Agatha Christie’s Death on the Nile docked at The Lowry, Salford, delivering murder, suspense, and laughs to a near sell-out audience.
Directed by Lucy Bailey and adapted by Ken Ludwig, the production kept viewers hooked from start to finish.
Cast and Creative Team: Mark Hadfield leads as Hercule Poirot, with Glynis Barber (Salome Otterbourne), Bob Barrett (Colonel Race), Libby Alexandra-Cooper (Linnet Ridgeway), Esme Hough (Jacqueline de Bellefort) and Nye Occomore (Simon Doyle) supporting him. Helen Katamba (Annabelle Pennington), Camilla Anvar (Rosalie Otterbourne), Howard Gossington (Atticus Praed), Nicholas Prasad (Ramses Praed) and Terence Wilton (Septimus Troy) round out the cast.
Mike Britton designs the set, Oliver Fenwick lights the stage, Mic Pool creates the sound world, and Liam Steele directs movement. Fiery Angel produces the show in association with Agatha Christie Limited.
The play’s pacing is a strong asset. The story moves briskly from the Cairo museum to the Nile steamer. Early dialogue mixes menace with humour, as Jackie stalks Simon and Linnet while quipping lines such as “of course I have been following you” and warning Egypt is “the land of revenge.” The audience laughs nervously while recognising the danger.
The play builds tension with Jackie’s standoff, which ends when she shoots Simon in the leg, and with Linnet’s coffin sequence, which fills the theatre with panic. Yet heavy foreshadowing dilutes the mystery. When Simon warns, “She might take a cheap pop shot… I will break her neck,” the audience can predict Jackie’s guilt long before Poirot reveals it.

Colonel Race unexpectedly breaks the fourth wall. Asked to search for the gun, he replies, “I will seek to my errands all in good time,” pausing before returning to the plot.

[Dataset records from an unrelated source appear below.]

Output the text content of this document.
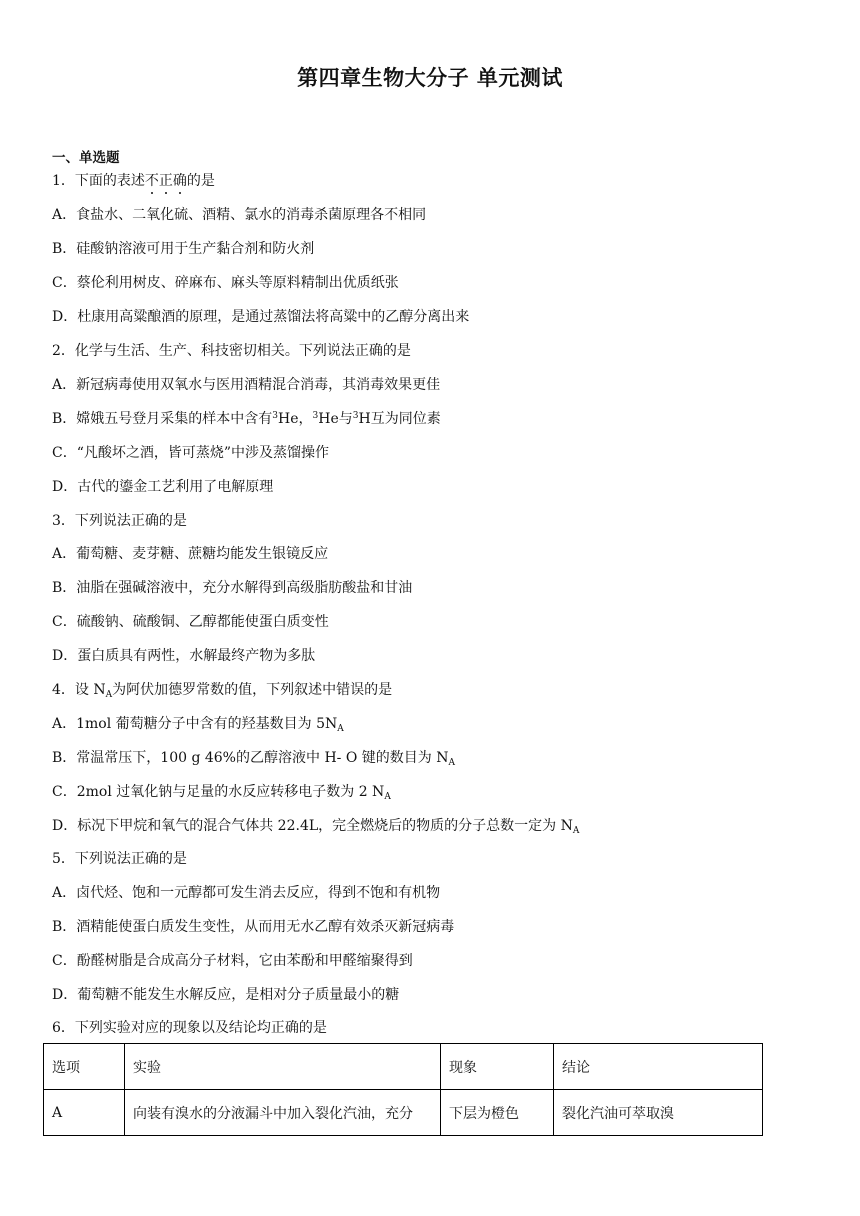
第四章生物大分子 单元测试
一、单选题
1．下面的表述不正确的是
A．食盐水、二氧化硫、酒精、氯水的消毒杀菌原理各不相同
B．硅酸钠溶液可用于生产黏合剂和防火剂
C．蔡伦利用树皮、碎麻布、麻头等原料精制出优质纸张
D．杜康用高粱酿酒的原理，是通过蒸馏法将高粱中的乙醇分离出来
2．化学与生活、生产、科技密切相关。下列说法正确的是
A．新冠病毒使用双氧水与医用酒精混合消毒，其消毒效果更佳
B．嫦娥五号登月采集的样本中含有$^3$He，$^3$He与$^3$H互为同位素
C．“凡酸坏之酒，皆可蒸烧”中涉及蒸馏操作
D．古代的鎏金工艺利用了电解原理
3．下列说法正确的是
A．葡萄糖、麦芽糖、蔗糖均能发生银镜反应
B．油脂在强碱溶液中，充分水解得到高级脂肪酸盐和甘油
C．硫酸钠、硫酸铜、乙醇都能使蛋白质变性
D．蛋白质具有两性，水解最终产物为多肽
4．设 $N_A$为阿伏加德罗常数的值，下列叙述中错误的是
A．1mol 葡萄糖分子中含有的羟基数目为 $5N_A$
B．常温常压下，100 g 46%的乙醇溶液中 H- O 键的数目为 $N_A$
C．2mol 过氧化钠与足量的水反应转移电子数为 2 $N_A$
D．标况下甲烷和氧气的混合气体共 22.4L，完全燃烧后的物质的分子总数一定为 $N_A$
5．下列说法正确的是
A．卤代烃、饱和一元醇都可发生消去反应，得到不饱和有机物
B．酒精能使蛋白质发生变性，从而用无水乙醇有效杀灭新冠病毒
C．酚醛树脂是合成高分子材料，它由苯酚和甲醛缩聚得到
D．葡萄糖不能发生水解反应，是相对分子质量最小的糖
6．下列实验对应的现象以及结论均正确的是
选项	实验	现象	结论
A	向装有溴水的分液漏斗中加入裂化汽油，充分	下层为橙色	裂化汽油可萃取溴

The audience laughs, but the moment jars, hinting at a role bigger than “Poirot’s old friend.”
The acting is spirited, though uneven in tone. Poirot’s opening speech on love sets a thoughtful note, anchoring the play in Christie’s themes of passion, betrayal and heartbreak. Some performances, particularly in scenes of tragedy, felt overly staged, as though trying to capture period mannerisms rather than genuine emotion. This could be a deliberate stylistic choice, but at times it risked pulling me out of the moment.
Jacqueline de Bellefort is one of the most compelling presences on stage with her repeated threats to Linnet raising both laughter and dread. Linnet herself, played with elegance, has standout moments, especially in the coffin sequence, which was one of the most physically gripping parts of the show.
Supporting actors add colour: Katamba’s Annabelle hustles for contracts, Wilton’s Septimus parades about in flamboyant robes, and his quiet confession with Salome creates moments of unexpected lightness.
Some dynamics felt forced. The chemistry between the mother and daughter characters in the museum was unconvincing, while Jackie and Simon repeating the same poetic image of the sun and moon in separate scenes came across as contrived rather than romantic.
Lucy Bailey directs with flair and invention. She uses a moving bed to create unease in Linnet’s scene and employs silent tableaus, like the doctor and his wife holding hands in an eerie spotlight, to build atmosphere without words. While humour and fourth-wall breaks sometimes weaken suspense, they fit Poirot’s dry wit.
The set is at its most convincing in the opening museum sequence, where the detail immediately grounds the story. Once on the steamer, the setting is less obvious until the reveal of a balcony makes it clearer.
Lighting and sound design are key strengths. The production opens with a roar of the ship’s engine in darkness, emphasising the importance of the steamer. Cold white light signals night, while warmer colours and spotlights mark shifts in tone.

The music does much of the heavy lifting: Egyptian street music, bird calls, and crickets immerse the audience in place, while suspenseful musical cues during confrontations add to the tension.
The Lowry audience responded with energy. They laughed consistently at Poirot’s wit and gasped when Linnet was shot at the end of Act I. After a brief silence, they broke into applause. By the finale, the ovation was sustained and enthusiastic. Engagement never faltered, even though the mystery lacked surprise.
I arrived at The Lowry an hour before curtain, collected my ticket and programme quickly, and joined a busy foyer. With some knowledge of Egyptian mythology, I looked forward to seeing how the production would use it. After a drink at the bar, I entered a packed auditorium.
The production highlights Christie’s central themes of love, jealousy, betrayal and revenge. Poirot’s speech on love and Jackie’s pursuit of Simon and Linnet drives the passion. Age and promise are also noted, lines like “A woman of infinite promise” underline themes of wasted potential and tragedy.
References to Egyptian mythology and gods add atmosphere but never develop into central ideas. A playful mention of Chanel No. 5 perfume earns laughs but momentarily breaks the 1930s illusion.
A bold, funny and atmospheric production, with enough theatrical flair to keep the audience enthralled from start to finish.